Pour cette raison, Sri Lanka a fréquemment rencontré des crises de balance des paiements . À partir de 1965, elle obtient 16 prêts du Fonds monétaire international (FMI). Chacun de ces prêts était assorti de conditions, notamment qu’une fois que le Sri Lanka avait reçu le prêt, ils devaient réduire leur déficit budgétaire, maintenir une politique monétaire stricte, réduire les subventions gouvernementales pour l’alimentation de la population sri-lankaise et déprécier la monnaie (les exportations deviendraient donc plus viable).

Mais généralement, en période de ralentissement économique, une bonne politique budgétaire dicte aux gouvernements de dépenser davantage pour stimuler l’économie. Cela devient impossible avec les conditions du FMI. Malgré cette situation, les prêts du FMI ont continué d’affluer et une économie assiégée s’est de plus en plus endettée.

Le dernier prêt du FMI au Sri Lanka remonte à 2016. Le pays a reçu 1,5 milliard de dollars sur trois ans, de 2016 à 2019. Les conditions étaient familières et la santé de l’économie s’est effondrée au cours de cette période. La croissance, les investissements, l’épargne et les revenus ont chuté, tandis que le poids de la dette a augmenté.

Une mauvaise situation s’est aggravée avec deux chocs économiques en 2019. Premièrement, il y a eu une série d’attentats à la bombe dans des églises et des hôtels de luxe à Colombo en avril 2019. Les explosions ont entraîné une forte baisse des arrivées de touristes – certains rapports indiquant jusqu’à un Chute de 80 % – et épuisement des réserves de change. Deuxièmement, le nouveau gouvernement dirigé par le président Gotabaya Rajapaksa a réduit les impôts de manière irrationnelle .

Les taux de taxe sur la valeur ajoutée (semblables aux taxes sur les biens et services de certains pays) ont été réduits de 15 % à 8 %. D’autres impôts indirects tels que la taxe sur la construction nationale, la taxe par répartition et les charges de services économiques ont été abolis. Les taux d’imposition des sociétés ont été réduits de 28 % à 24 %. Environ 2 % du produit intérieur brut a été perdu en revenus à cause de ces réductions d’impôts.

En mars 2020, la pandémie de COVID-19 a frappé.
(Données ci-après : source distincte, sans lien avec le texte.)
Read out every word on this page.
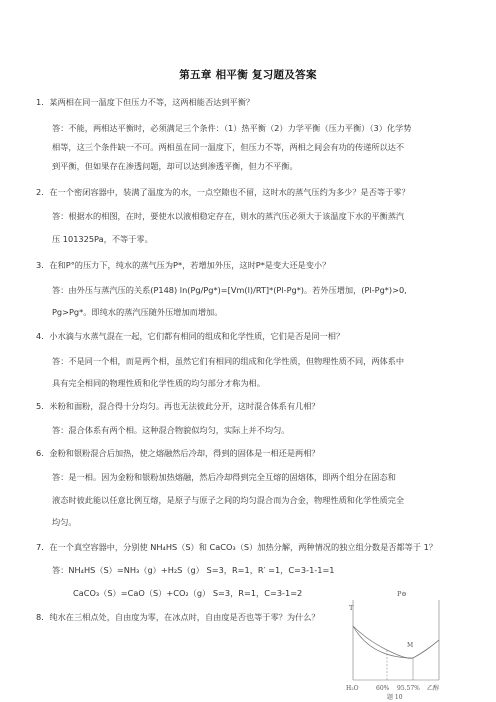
第五章 相平衡 复习题及答案
1．某两相在同一温度下但压力不等，这两相能否达到平衡？
答：不能，两相达平衡时，必须满足三个条件：（1）热平衡（2）力学平衡（压力平衡）（3）化学势
相等，这三个条件缺一不可。两相虽在同一温度下，但压力不等，两相之间会有功的传递所以达不
到平衡，但如果存在渗透问题，却可以达到渗透平衡，但力不平衡。
2．在一个密闭容器中，装满了温度为的水，一点空隙也不留，这时水的蒸气压约为多少？是否等于零？
答：根据水的相图，在时，要使水以液相稳定存在，则水的蒸汽压必须大于该温度下水的平衡蒸汽
压 101325Pa，不等于零。
3．在和P°的压力下，纯水的蒸气压为P*，若增加外压，这时P*是变大还是变小？
答：由外压与蒸汽压的关系(P148) ln(Pg/Pg*)=[Vm(l)/RT]*(Pl-Pg*)。若外压增加，(Pl-Pg*)>0,
Pg>Pg*。即纯水的蒸汽压随外压增加而增加。
4．小水滴与水蒸气混在一起，它们都有相同的组成和化学性质，它们是否是同一相？
答：不是同一个相，而是两个相，虽然它们有相同的组成和化学性质，但物理性质不同，两体系中
具有完全相同的物理性质和化学性质的均匀部分才称为相。
5．米粉和面粉，混合得十分均匀。再也无法彼此分开，这时混合体系有几相？
答：混合体系有两个相。这种混合物貌似均匀，实际上并不均匀。
6．金粉和银粉混合后加热，使之熔融然后冷却，得到的固体是一相还是两相？
答：是一相。因为金粉和银粉加热熔融，然后冷却得到完全互熔的固熔体，即两个组分在固态和
液态时彼此能以任意比例互熔，是原子与原子之间的均匀混合而为合金，物理性质和化学性质完全
均匀。
7．在一个真空容器中，分别使 NH₄HS（S）和 CaCO₃（S）加热分解，两种情况的独立组分数是否都等于 1？
答：NH₄HS（S）=NH₃（g）+H₂S（g） S=3，R=1，R′ =1，C=3-1-1=1
CaCO₃（S）=CaO（S）+CO₂（g） S=3，R=1，C=3-1=2
8．纯水在三相点处，自由度为零，在冰点时，自由度是否也等于零？为什么？
P⊖
T
M
H₂O	60% 95.57% 乙醇
题 10
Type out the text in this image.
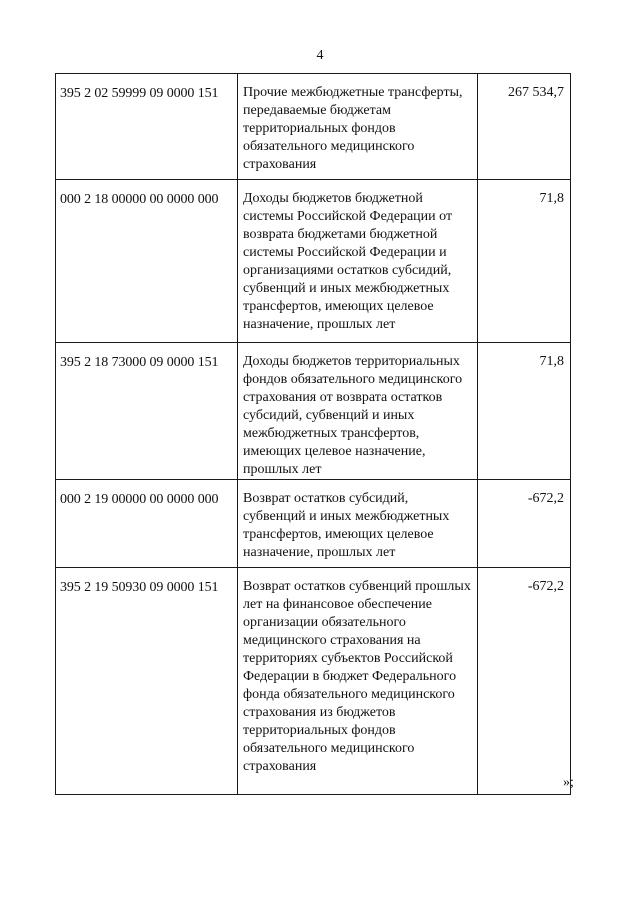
4
395 2 02 59999 09 0000 151	Прочие межбюджетные трансферты, передаваемые бюджетам территориальных фондов обязательного медицинского страхования	267 534,7
000 2 18 00000 00 0000 000	Доходы бюджетов бюджетной системы Российской Федерации от возврата бюджетами бюджетной системы Российской Федерации и организациями остатков субсидий, субвенций и иных межбюджетных трансфертов, имеющих целевое назначение, прошлых лет	71,8
395 2 18 73000 09 0000 151	Доходы бюджетов территориальных фондов обязательного медицинского страхования от возврата остатков субсидий, субвенций и иных межбюджетных трансфертов, имеющих целевое назначение, прошлых лет	71,8
000 2 19 00000 00 0000 000	Возврат остатков субсидий, субвенций и иных межбюджетных трансфертов, имеющих целевое назначение, прошлых лет	-672,2
395 2 19 50930 09 0000 151	Возврат остатков субвенций прошлых лет на финансовое обеспечение организации обязательного медицинского страхования на территориях субъектов Российской Федерации в бюджет Федерального фонда обязательного медицинского страхования из бюджетов территориальных фондов обязательного медицинского страхования	-672,2
»;
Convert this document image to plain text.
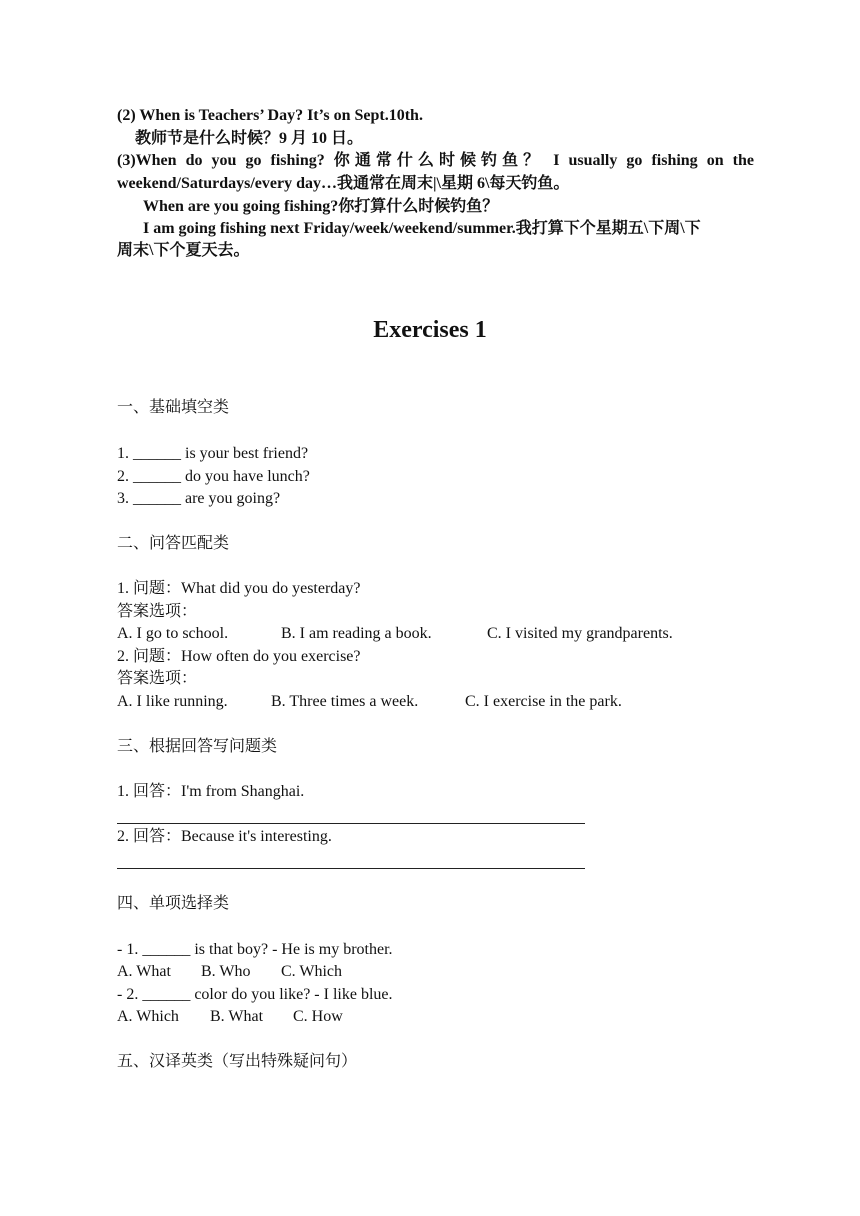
(2) When is Teachers’ Day? It’s on Sept.10th.
教师节是什么时候？9 月 10 日。
(3)When do you go fishing? 你通常什么时候钓鱼？ I usually go fishing on the
weekend/Saturdays/every day…我通常在周末|\星期 6\每天钓鱼。
When are you going fishing?你打算什么时候钓鱼？
I am going fishing next Friday/week/weekend/summer.我打算下个星期五\下周\下
周末\下个夏天去。
Exercises 1
一、基础填空类
1. ______ is your best friend?
2. ______ do you have lunch?
3. ______ are you going?
二、问答匹配类
1. 问题：What did you do yesterday?
答案选项：
A. I go to school.	B. I am reading a book.	C. I visited my grandparents.
2. 问题：How often do you exercise?
答案选项：
A. I like running.	B. Three times a week.	C. I exercise in the park.
三、根据回答写问题类
1. 回答：I'm from Shanghai.
2. 回答：Because it's interesting.
四、单项选择类
- 1. ______ is that boy? - He is my brother.
A. What B. Who C. Which
- 2. ______ color do you like? - I like blue.
A. Which B. What C. How
五、汉译英类（写出特殊疑问句）
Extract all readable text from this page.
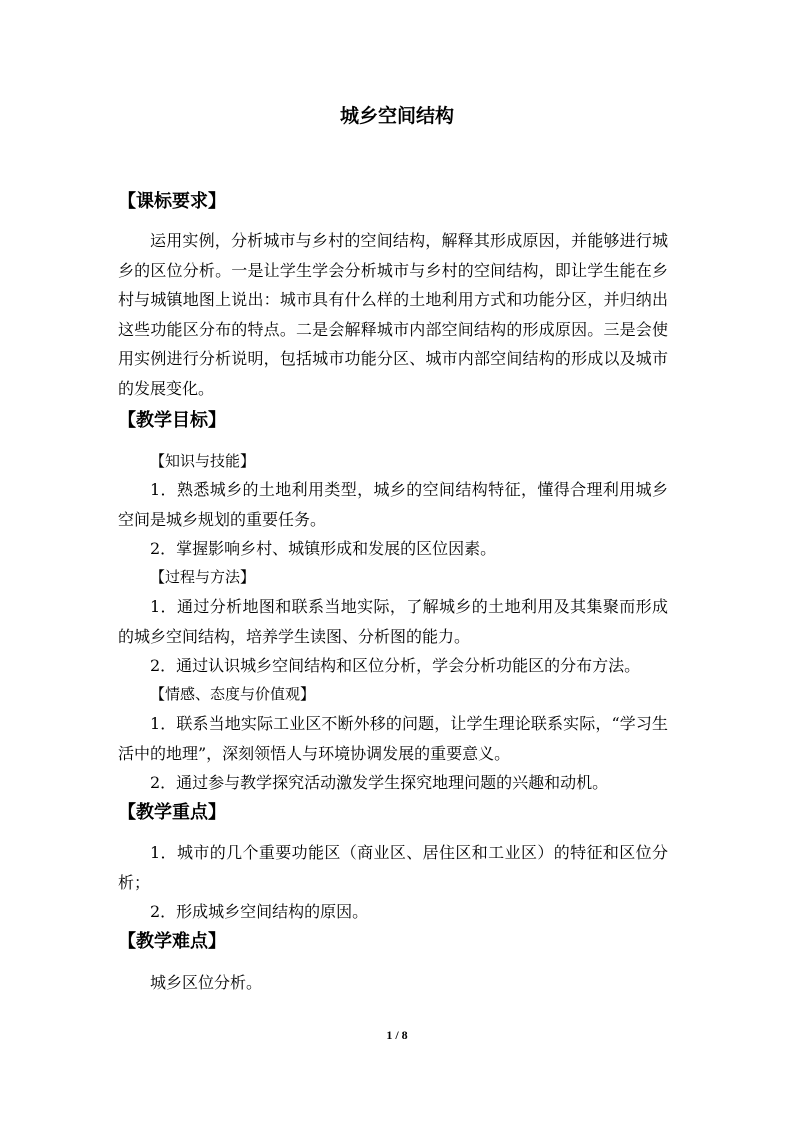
城乡空间结构
【课标要求】
运用实例，分析城市与乡村的空间结构，解释其形成原因，并能够进行城乡的区位分析。一是让学生学会分析城市与乡村的空间结构，即让学生能在乡村与城镇地图上说出：城市具有什么样的土地利用方式和功能分区，并归纳出这些功能区分布的特点。二是会解释城市内部空间结构的形成原因。三是会使用实例进行分析说明，包括城市功能分区、城市内部空间结构的形成以及城市的发展变化。
【教学目标】
【知识与技能】
1．熟悉城乡的土地利用类型，城乡的空间结构特征，懂得合理利用城乡空间是城乡规划的重要任务。
2．掌握影响乡村、城镇形成和发展的区位因素。
【过程与方法】
1．通过分析地图和联系当地实际，了解城乡的土地利用及其集聚而形成的城乡空间结构，培养学生读图、分析图的能力。
2．通过认识城乡空间结构和区位分析，学会分析功能区的分布方法。
【情感、态度与价值观】
1．联系当地实际工业区不断外移的问题，让学生理论联系实际，“学习生活中的地理”，深刻领悟人与环境协调发展的重要意义。
2．通过参与教学探究活动激发学生探究地理问题的兴趣和动机。
【教学重点】
1．城市的几个重要功能区（商业区、居住区和工业区）的特征和区位分析；
2．形成城乡空间结构的原因。
【教学难点】
城乡区位分析。
1 / 8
En avril 2021, le gouvernement Rajapaksa a commis une autre erreur fatale. Pour éviter l’épuisement des réserves de change, toutes les importations d’engrais ont été complètement interdites . Le Sri Lanka a été déclaré nation 100% biologique. Cette politique, qui a été retirée en novembre 2021, a entraîné une chute drastique de la production agricole et davantage d’importations sont devenues nécessaires.

Mais les réserves de change sont restées sous pression. Une baisse de la productivité du thé et du caoutchouc due à l’interdiction des engrais a également entraîné une baisse des revenus d’exportation. En raison de la baisse des revenus d’exportation, il y avait moins d’argent disponible pour importer de la nourriture et des pénuries alimentaires ont surgi.

Parce qu’il y a moins de nourriture et d’autres articles à acheter, mais pas de baisse de la demande, les prix de ces biens augmentent. En février 2022, l’inflation est passée à 17,5 %.

Ce qui va se passer maintenant?

Selon toute probabilité, le Sri Lanka va maintenant obtenir un 17e prêt du FMI pour surmonter la crise actuelle, qui s’accompagnera de nouvelles conditions.

Une politique budgétaire déflationniste sera suivie, ce qui limitera davantage les perspectives de relance économique et exacerbera les souffrances du peuple sri-lankais.